The paratopes on Fab HC84-1 (A+D) and HC84-27 (B+E) are shown as molecular surface. (A+B) The epitope II peptide shown as sticks and colored by atom-type (grey, red and blue for carbon, oxygen and nitrogen, respectively). (A−C) The molecular surface of the paratope (A−B) and the epitope peptide (C) colored according to a normalized hydrophobicity scale from white (hydrophobic) to bright yellow (hydrophilic). (D−F) Electrostatic potential [−5 kT/e (red) to 5 kT/e (blue)] across the molecular surfaces of the paratopes (D−E) and the peptide epitope (F) calculated using the adaptive Poisson-Boltzmann solver. (C+F) The molecular surface of the peptide is shown looking from the paratope. The hydrophobic protrusion constituted by F⁴⁴² and Y⁴⁴³ inserts into the cavity formed by the CDR H1-3 loops and framework residues around the CDR-H2 loop.

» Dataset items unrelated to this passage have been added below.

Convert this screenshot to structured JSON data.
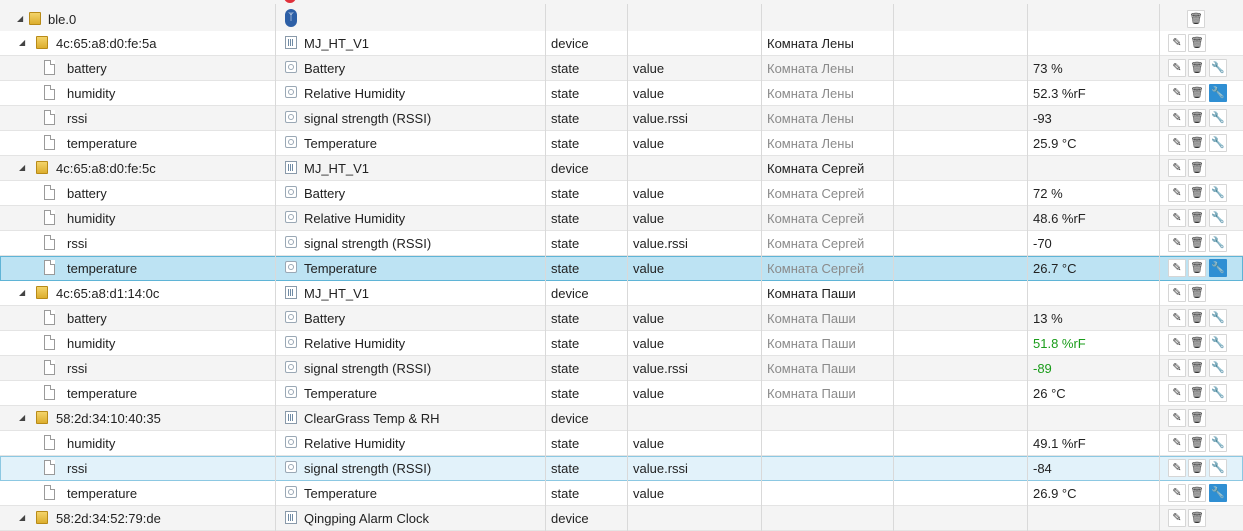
{
  "tree": {
    "root": {
      "name": "ble.0"
    },
    "rows": [
      {
        "kind": "device",
        "id": "4c:65:a8:d0:fe:5a",
        "name": "MJ_HT_V1",
        "type": "device",
        "role": "",
        "room": "Комната Лены",
        "value": "",
        "room_muted": false,
        "value_color": "",
        "buttons": [
          "edit",
          "delete"
        ]
      },
      {
        "kind": "state",
        "id": "battery",
        "name": "Battery",
        "type": "state",
        "role": "value",
        "room": "Комната Лены",
        "value": "73 %",
        "room_muted": true,
        "value_color": "",
        "buttons": [
          "edit",
          "delete",
          "tool"
        ]
      },
      {
        "kind": "state",
        "id": "humidity",
        "name": "Relative Humidity",
        "type": "state",
        "role": "value",
        "room": "Комната Лены",
        "value": "52.3 %rF",
        "room_muted": true,
        "value_color": "",
        "buttons": [
          "edit",
          "delete",
          "tool-active"
        ]
      },
      {
        "kind": "state",
        "id": "rssi",
        "name": "signal strength (RSSI)",
        "type": "state",
        "role": "value.rssi",
        "room": "Комната Лены",
        "value": "-93",
        "room_muted": true,
        "value_color": "",
        "buttons": [
          "edit",
          "delete",
          "tool"
        ]
      },
      {
        "kind": "state",
        "id": "temperature",
        "name": "Temperature",
        "type": "state",
        "role": "value",
        "room": "Комната Лены",
        "value": "25.9 °C",
        "room_muted": true,
        "value_color": "",
        "buttons": [
          "edit",
          "delete",
          "tool"
        ]
      },
      {
        "kind": "device",
        "id": "4c:65:a8:d0:fe:5c",
        "name": "MJ_HT_V1",
        "type": "device",
        "role": "",
        "room": "Комната Сергей",
        "value": "",
        "room_muted": false,
        "value_color": "",
        "buttons": [
          "edit",
          "delete"
        ]
      },
      {
        "kind": "state",
        "id": "battery",
        "name": "Battery",
        "type": "state",
        "role": "value",
        "room": "Комната Сергей",
        "value": "72 %",
        "room_muted": true,
        "value_color": "",
        "buttons": [
          "edit",
          "delete",
          "tool"
        ]
      },
      {
        "kind": "state",
        "id": "humidity",
        "name": "Relative Humidity",
        "type": "state",
        "role": "value",
        "room": "Комната Сергей",
        "value": "48.6 %rF",
        "room_muted": true,
        "value_color": "",
        "buttons": [
          "edit",
          "delete",
          "tool"
        ]
      },
      {
        "kind": "state",
        "id": "rssi",
        "name": "signal strength (RSSI)",
        "type": "state",
        "role": "value.rssi",
        "room": "Комната Сергей",
        "value": "-70",
        "room_muted": true,
        "value_color": "",
        "buttons": [
          "edit",
          "delete",
          "tool"
        ]
      },
      {
        "kind": "state",
        "id": "temperature",
        "name": "Temperature",
        "type": "state",
        "role": "value",
        "room": "Комната Сергей",
        "value": "26.7 °C",
        "room_muted": true,
        "value_color": "",
        "selected": "strong",
        "buttons": [
          "edit",
          "delete",
          "tool-active"
        ]
      },
      {
        "kind": "device",
        "id": "4c:65:a8:d1:14:0c",
        "name": "MJ_HT_V1",
        "type": "device",
        "role": "",
        "room": "Комната Паши",
        "value": "",
        "room_muted": false,
        "value_color": "",
        "buttons": [
          "edit",
          "delete"
        ]
      },
      {
        "kind": "state",
        "id": "battery",
        "name": "Battery",
        "type": "state",
        "role": "value",
        "room": "Комната Паши",
        "value": "13 %",
        "room_muted": true,
        "value_color": "",
        "buttons": [
          "edit",
          "delete",
          "tool"
        ]
      },
      {
        "kind": "state",
        "id": "humidity",
        "name": "Relative Humidity",
        "type": "state",
        "role": "value",
        "room": "Комната Паши",
        "value": "51.8 %rF",
        "room_muted": true,
        "value_color": "green",
        "buttons": [
          "edit",
          "delete",
          "tool"
        ]
      },
      {
        "kind": "state",
        "id": "rssi",
        "name": "signal strength (RSSI)",
        "type": "state",
        "role": "value.rssi",
        "room": "Комната Паши",
        "value": "-89",
        "room_muted": true,
        "value_color": "green",
        "buttons": [
          "edit",
          "delete",
          "tool"
        ]
      },
      {
        "kind": "state",
        "id": "temperature",
        "name": "Temperature",
        "type": "state",
        "role": "value",
        "room": "Комната Паши",
        "value": "26 °C",
        "room_muted": true,
        "value_color": "",
        "buttons": [
          "edit",
          "delete",
          "tool"
        ]
      },
      {
        "kind": "device",
        "id": "58:2d:34:10:40:35",
        "name": "ClearGrass Temp & RH",
        "type": "device",
        "role": "",
        "room": "",
        "value": "",
        "room_muted": false,
        "value_color": "",
        "buttons": [
          "edit",
          "delete"
        ]
      },
      {
        "kind": "state",
        "id": "humidity",
        "name": "Relative Humidity",
        "type": "state",
        "role": "value",
        "room": "",
        "value": "49.1 %rF",
        "room_muted": true,
        "value_color": "",
        "buttons": [
          "edit",
          "delete",
          "tool"
        ]
      },
      {
        "kind": "state",
        "id": "rssi",
        "name": "signal strength (RSSI)",
        "type": "state",
        "role": "value.rssi",
        "room": "",
        "value": "-84",
        "room_muted": true,
        "value_color": "",
        "selected": "light",
        "buttons": [
          "edit",
          "delete",
          "tool"
        ]
      },
      {
        "kind": "state",
        "id": "temperature",
        "name": "Temperature",
        "type": "state",
        "role": "value",
        "room": "",
        "value": "26.9 °C",
        "room_muted": true,
        "value_color": "",
        "buttons": [
          "edit",
          "delete",
          "tool-active"
        ]
      },
      {
        "kind": "device",
        "id": "58:2d:34:52:79:de",
        "name": "Qingping Alarm Clock",
        "type": "device",
        "role": "",
        "room": "",
        "value": "",
        "room_muted": false,
        "value_color": "",
        "buttons": [
          "edit",
          "delete"
        ]
      }
    ]
  },
  "icons": {
    "expand": "triangle-icon",
    "folder": "folder-icon",
    "file": "file-icon",
    "bluetooth": "bluetooth-icon",
    "device": "device-icon",
    "state": "state-icon",
    "edit": "pencil-icon",
    "delete": "trash-icon",
    "tool": "wrench-icon"
  },
  "colors": {
    "selected_row": "#bde3f3",
    "selected_row_light": "#e2f2fa",
    "active_button": "#2f8fd3",
    "green_value": "#1a9c1a",
    "muted_text": "#8a8a8a"
  }
}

Figure 4. Position of the second antigen binding site on HC84-27.

View on the paratope of HC84-27 in complex with the epitope II peptide in overview (B+D) and in detail (A+C). The light chain and heavy chain are colored in light grey and dark grey, respectively. Fab HC84-27 is shown in cartoon representation (A+B) or as molecular surface (C+D). The epitope II peptide is shown as cartoon with F⁴⁴² and Y⁴⁴³ side chains shown as sticks and colored by atom type (as in Figure 2). Electron density of the Fo-Fc map is contoured at 2 σ, indicating the position of the second antigen binding site close to β-strand C″, which is labeled.